Let posterity note that the light at the end of the tunnel that is Pittsburgh Penguins hockey was glimpsed at 2:29 p.m. (EDT) on Sept. 20, 1984, when Mario Lemieux scored his first goal in an intrasquad scrimmage. True, Lemieux's goal came against the NHL's most inept defense—the Pens allowed a league-high 390 goals last season—but from the reaction of the 400 Pittsburgh diehards who came to see the NHL's top draft choice, the most highly touted rookie since Guy Lafleur, you would have thought Lemieux had just scored the game-winning goal in a Stanley Cup finals.
Taking a pass in the slot, the 6'4", 200-pound Lemieux, 19, tapped the puck through a defenseman's skates, sidestepped deftly, then swept up the puck and shot it past startled goalie Michel Dion.
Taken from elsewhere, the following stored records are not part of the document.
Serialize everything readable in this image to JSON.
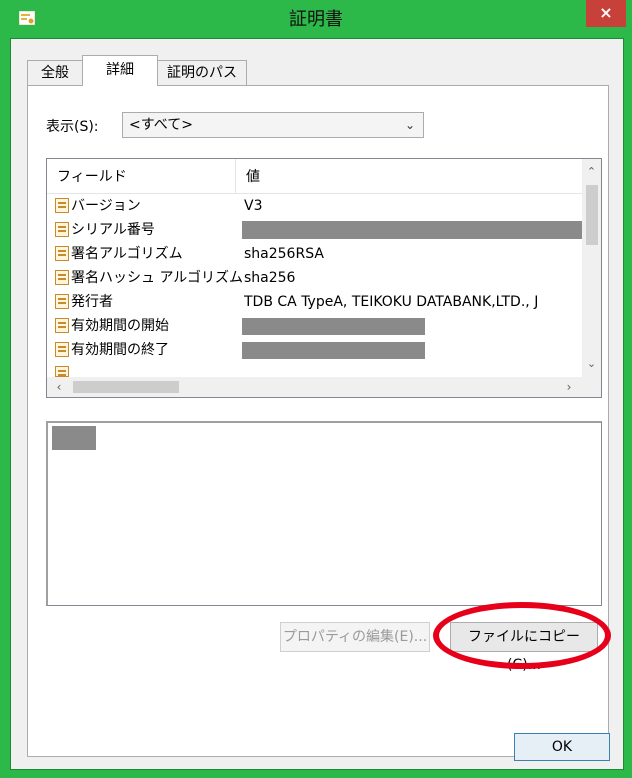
{
  "window": {
    "title": "証明書",
    "close_glyph": "×",
    "icon": "certificate-icon",
    "colors": {
      "frame": "#2db84a",
      "close": "#c7403a",
      "highlight": "#e6001a"
    }
  },
  "tabs": [
    {
      "label": "全般",
      "active": false
    },
    {
      "label": "詳細",
      "active": true
    },
    {
      "label": "証明のパス",
      "active": false
    }
  ],
  "show": {
    "label": "表示(S):",
    "value": "<すべて>"
  },
  "fields_list": {
    "columns": [
      "フィールド",
      "値"
    ],
    "rows": [
      {
        "field": "バージョン",
        "value": "V3"
      },
      {
        "field": "シリアル番号",
        "value": ""
      },
      {
        "field": "署名アルゴリズム",
        "value": "sha256RSA"
      },
      {
        "field": "署名ハッシュ アルゴリズム",
        "value": "sha256"
      },
      {
        "field": "発行者",
        "value": "TDB CA TypeA, TEIKOKU DATABANK,LTD., J"
      },
      {
        "field": "有効期間の開始",
        "value": ""
      },
      {
        "field": "有効期間の終了",
        "value": ""
      }
    ]
  },
  "buttons": {
    "edit_properties": "プロパティの編集(E)...",
    "copy_to_file": "ファイルにコピー(C)...",
    "ok": "OK"
  }
}
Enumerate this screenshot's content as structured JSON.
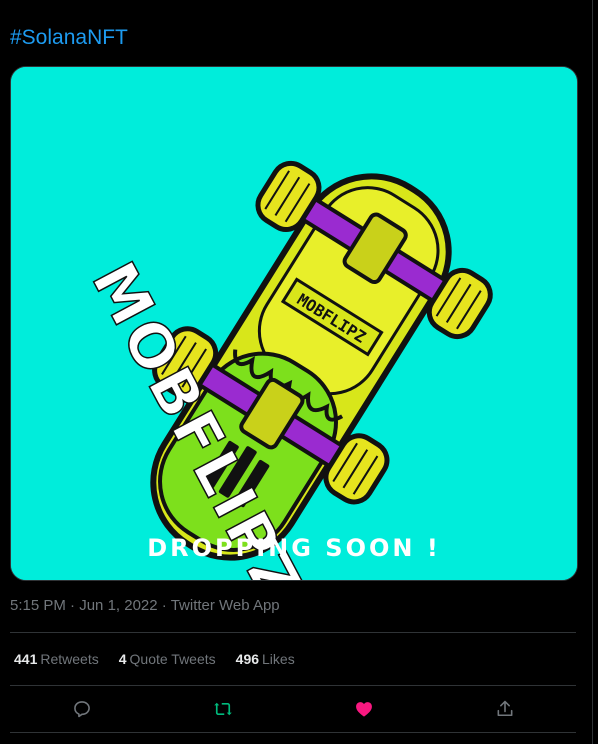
{
  "tweet": {
    "hashtag": "#SolanaNFT",
    "media": {
      "image_title": "MOBFLIPZ",
      "deck_label": "MOBFLIPZ",
      "caption": "DROPPING SOON !"
    },
    "time": "5:15 PM",
    "date": "Jun 1, 2022",
    "source": "Twitter Web App",
    "separator": "·",
    "stats": {
      "retweets_count": "441",
      "retweets_label": "Retweets",
      "quotes_count": "4",
      "quotes_label": "Quote Tweets",
      "likes_count": "496",
      "likes_label": "Likes"
    },
    "actions": {
      "reply_icon": "reply-icon",
      "retweet_icon": "retweet-icon",
      "like_icon": "heart-icon",
      "share_icon": "share-icon",
      "retweet_active_color": "#00ba7c",
      "like_active_color": "#f91880"
    },
    "colors": {
      "background": "#000000",
      "link": "#1d9bf0",
      "muted": "#71767b",
      "media_bg": "#00eddb"
    }
  }
}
The arena went bonkers—"Our savior has arrived!" screamed one fan—and for minutes the crowd buzzed as if witness to a miracle, a penguin taking flight, say. In the next hour Lemieux drew gasps from the crowd half a dozen more times, snaking the puck away from defensemen with his amazing reach, stickhandling in maddening circles, slithering perfect passes. "Mario did some great things today, scary things," gushed Penguins scout Bruce Haralson. "He did things only Gretzky can do. That's what's scary—to think there might be another one."